Saling bersahut-sahutan kata-kata tersebut dilontarkan oleh para saksi pernikahan Sakha dengan Moza.
Prameswari, yang tak lain adalah ibunda dari sang mempelai pria yaitu Sakha Rahardian, mengembangkan senyumnya melihat putra tunggalnya pada akhirnya berhasil menikahi seorang gadis yang bernama Mozarella. Pernikahan wasiat dari almarhum suaminya agar Sakha menikahi anak perempuan dari sahabatnya yang bernama Bramantio.
Selisih usia di antara Sakha dengan Moza yang cukup jauh, sebenarnya telah ditentang keras oleh Sakha.
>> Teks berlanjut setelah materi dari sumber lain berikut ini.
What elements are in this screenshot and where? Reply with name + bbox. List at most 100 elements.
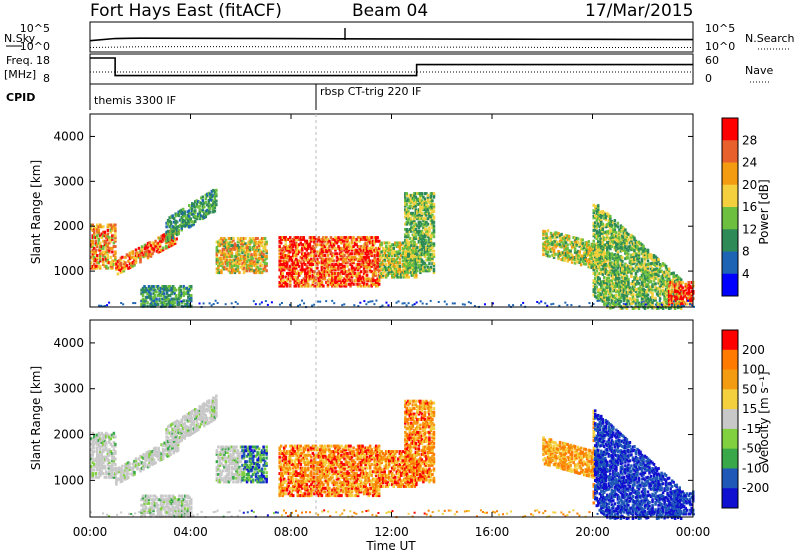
echo-cell bbox=[410, 220, 413, 224]
echo-cell bbox=[94, 239, 98, 243]
echo-cell bbox=[663, 274, 666, 278]
echo-cell bbox=[114, 250, 117, 254]
echo-cell bbox=[179, 290, 182, 294]
echo-cell bbox=[622, 239, 626, 243]
echo-cell bbox=[675, 282, 678, 286]
echo-cell bbox=[175, 225, 179, 229]
echo-cell bbox=[184, 223, 188, 227]
echo-cell bbox=[405, 220, 409, 224]
echo-cell bbox=[186, 217, 189, 221]
echo-cell bbox=[236, 302, 239, 305]
echo-cell bbox=[134, 257, 138, 261]
nave-tick-top: 60 bbox=[705, 54, 719, 67]
echo-cell bbox=[394, 266, 397, 270]
echo-cell bbox=[615, 302, 618, 306]
echo-cell bbox=[111, 264, 114, 268]
echo-cell bbox=[295, 264, 298, 268]
echo-cell bbox=[376, 268, 379, 272]
echo-cell bbox=[642, 287, 645, 291]
echo-cell bbox=[575, 244, 578, 248]
echo-cell bbox=[200, 201, 203, 205]
echo-cell bbox=[597, 206, 600, 210]
echo-cell bbox=[169, 220, 173, 224]
echo-cell bbox=[658, 306, 662, 310]
echo-cell bbox=[322, 259, 325, 263]
echo-cell bbox=[642, 302, 645, 306]
echo-cell bbox=[260, 258, 264, 262]
echo-cell bbox=[180, 301, 184, 305]
echo-cell bbox=[613, 256, 617, 260]
echo-cell bbox=[555, 244, 559, 248]
echo-cell bbox=[613, 272, 617, 276]
echo-cell bbox=[343, 239, 346, 243]
echo-cell bbox=[349, 236, 352, 240]
echo-cell bbox=[404, 192, 407, 196]
echo-cell bbox=[419, 251, 422, 255]
echo-cell bbox=[102, 305, 105, 308]
echo-cell bbox=[604, 218, 608, 222]
echo-cell bbox=[316, 237, 319, 241]
echo-cell bbox=[410, 201, 413, 205]
echo-cell bbox=[259, 256, 262, 260]
echo-cell bbox=[103, 255, 107, 259]
echo-cell bbox=[554, 245, 557, 249]
echo-cell bbox=[173, 288, 176, 292]
echo-cell bbox=[394, 273, 397, 277]
echo-cell bbox=[139, 253, 142, 257]
echo-cell bbox=[563, 256, 566, 260]
echo-cell bbox=[543, 242, 547, 246]
echo-cell bbox=[161, 297, 164, 301]
echo-cell bbox=[173, 286, 176, 290]
echo-cell bbox=[256, 269, 259, 273]
echo-cell bbox=[618, 282, 621, 286]
echo-cell bbox=[601, 287, 605, 291]
echo-cell bbox=[420, 211, 424, 215]
echo-cell bbox=[329, 279, 333, 283]
echo-cell bbox=[341, 261, 345, 265]
echo-cell bbox=[368, 259, 372, 263]
echo-cell bbox=[257, 258, 261, 262]
echo-cell bbox=[320, 261, 324, 265]
echo-cell bbox=[594, 221, 597, 225]
echo-cell bbox=[288, 284, 292, 288]
echo-cell bbox=[242, 249, 246, 253]
echo-cell bbox=[355, 257, 358, 261]
echo-cell bbox=[420, 247, 424, 251]
echo-cell bbox=[100, 225, 104, 229]
echo-cell bbox=[590, 262, 593, 266]
echo-cell bbox=[587, 250, 590, 254]
echo-cell bbox=[414, 211, 418, 215]
echo-cell bbox=[378, 275, 382, 279]
echo-cell bbox=[666, 291, 669, 295]
echo-cell bbox=[630, 282, 633, 286]
echo-cell bbox=[235, 244, 238, 248]
echo-cell bbox=[413, 199, 416, 203]
echo-cell bbox=[669, 291, 672, 295]
echo-cell bbox=[655, 258, 659, 262]
echo-cell bbox=[282, 245, 286, 249]
echo-cell bbox=[597, 265, 600, 269]
echo-cell bbox=[349, 282, 352, 286]
echo-cell bbox=[666, 267, 669, 271]
echo-cell bbox=[432, 253, 436, 257]
echo-cell bbox=[161, 304, 164, 308]
echo-cell bbox=[102, 245, 105, 249]
echo-cell bbox=[220, 258, 223, 262]
echo-cell bbox=[181, 222, 185, 226]
echo-cell bbox=[210, 195, 214, 199]
echo-cell bbox=[298, 237, 301, 241]
echo-cell bbox=[661, 303, 665, 307]
echo-cell bbox=[370, 250, 373, 254]
echo-cell bbox=[651, 276, 654, 280]
echo-cell bbox=[609, 254, 612, 258]
echo-cell bbox=[298, 259, 301, 263]
echo-cell bbox=[96, 440, 99, 444]
echo-cell bbox=[415, 243, 418, 247]
echo-cell bbox=[621, 267, 624, 271]
echo-cell bbox=[171, 228, 174, 232]
echo-cell bbox=[594, 235, 597, 239]
echo-cell bbox=[657, 268, 660, 272]
echo-cell bbox=[168, 288, 172, 292]
echo-cell bbox=[615, 243, 618, 247]
echo-cell bbox=[546, 243, 550, 247]
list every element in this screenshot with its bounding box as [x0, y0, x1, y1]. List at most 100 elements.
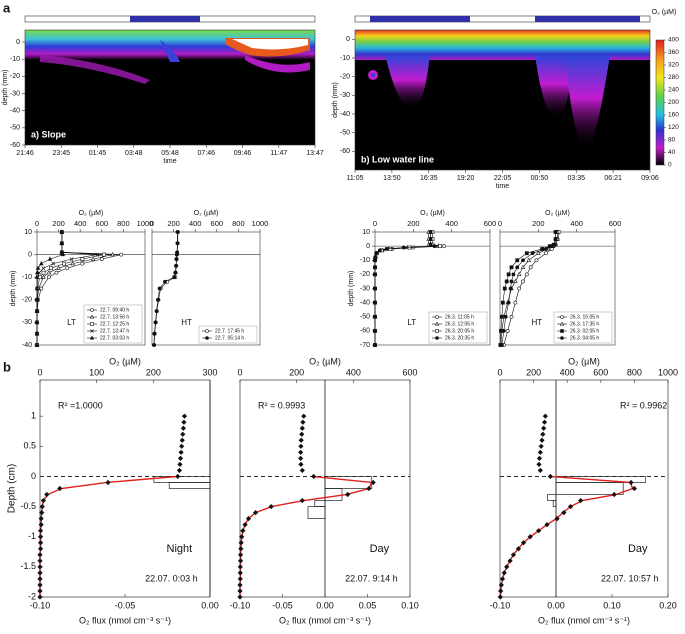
x-tick-label: 22:05	[494, 175, 512, 182]
legend-label: 22.7. 17:45 h	[215, 328, 244, 334]
y-axis-label: depth (mm)	[332, 82, 339, 118]
marker	[505, 328, 510, 333]
marker	[37, 534, 44, 540]
marker	[299, 497, 305, 504]
marker	[384, 247, 389, 251]
y-tick-label: -10	[22, 274, 32, 281]
y-tick-label: 0	[16, 39, 20, 46]
marker	[34, 308, 40, 313]
marker	[238, 540, 244, 546]
x2-tick-label: 0.00	[316, 600, 334, 610]
marker	[41, 274, 46, 279]
x-tick-label: 0	[37, 367, 42, 377]
marker	[374, 251, 379, 256]
marker	[520, 540, 527, 546]
x2-tick-label: -0.10	[30, 600, 51, 610]
marker	[177, 461, 183, 467]
annotation: HT	[531, 318, 542, 327]
x-tick-label: 300	[202, 367, 217, 377]
marker	[59, 229, 65, 234]
x-tick-label: 0	[497, 367, 502, 377]
marker	[515, 546, 522, 552]
marker	[373, 328, 377, 333]
x-tick-label: 600	[593, 367, 608, 377]
condition: Day	[370, 543, 390, 555]
x-tick-label: 13:50	[383, 175, 401, 182]
x-tick-label: 600	[484, 219, 497, 228]
heatmap-slope	[24, 15, 316, 145]
marker	[110, 252, 115, 257]
condition: Night	[167, 543, 193, 555]
marker	[39, 261, 44, 266]
x-tick-label: 200	[289, 367, 304, 377]
marker	[509, 265, 514, 270]
y-tick-label: -0.5	[20, 501, 36, 511]
legend-box	[198, 325, 258, 344]
x-tick-label: 600	[96, 219, 109, 228]
marker	[301, 413, 307, 419]
x-axis-label: O₂ (µM)	[568, 356, 600, 366]
x-tick-label: 200	[146, 367, 161, 377]
marker	[544, 522, 550, 528]
y-tick-label: -2	[28, 591, 36, 601]
y-tick-label: -60	[340, 148, 350, 155]
marker	[524, 272, 529, 277]
marker	[37, 546, 44, 552]
marker	[538, 443, 544, 449]
marker	[515, 265, 520, 270]
marker	[153, 320, 158, 325]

Pria itu sebenarnya enggan jika harus menikahi gadis belia yang sama sekali tidak dia cintai.
"Ma, bagaimana dengan Zyzy jika aku menikahi wanita lain?" protes yang pernah Sakha dengungkan waktu itu saat sang mama menagih janji Sakha akan wasiat suaminya yang telah tiada.
"Tapi ini semua permintaan dari papamu, Sakha. Kamu sendiri yang menyanggupinya waktu itu."
"Aku hanya asal menjawab demi papa."
"Jika demi papa ... mama mohon, penuhi wasiat terakhir beliau, Sakha."
Sakha menekan dadanya yang terasa sesak. Dengan satu kali tarikan napas, pria itu pada akhirnya mengalah. "Baiklah, Ma. Aku akan menikahi Moza. Tapi aku tidak bisa janji bisa membahagiakan dia. Apalagi jika harus bertahan dalam pernikahan paksa tanpa cinta."
"Apa maksudmu, Sakha?"
"Demi memenuhi wasiat papa, aku akan menikahi Moza. Tapi jika suatu saat nanti aku tidak bisa menjalani pernikahan dengan baik, mama jangan melarangku untuk bercerai."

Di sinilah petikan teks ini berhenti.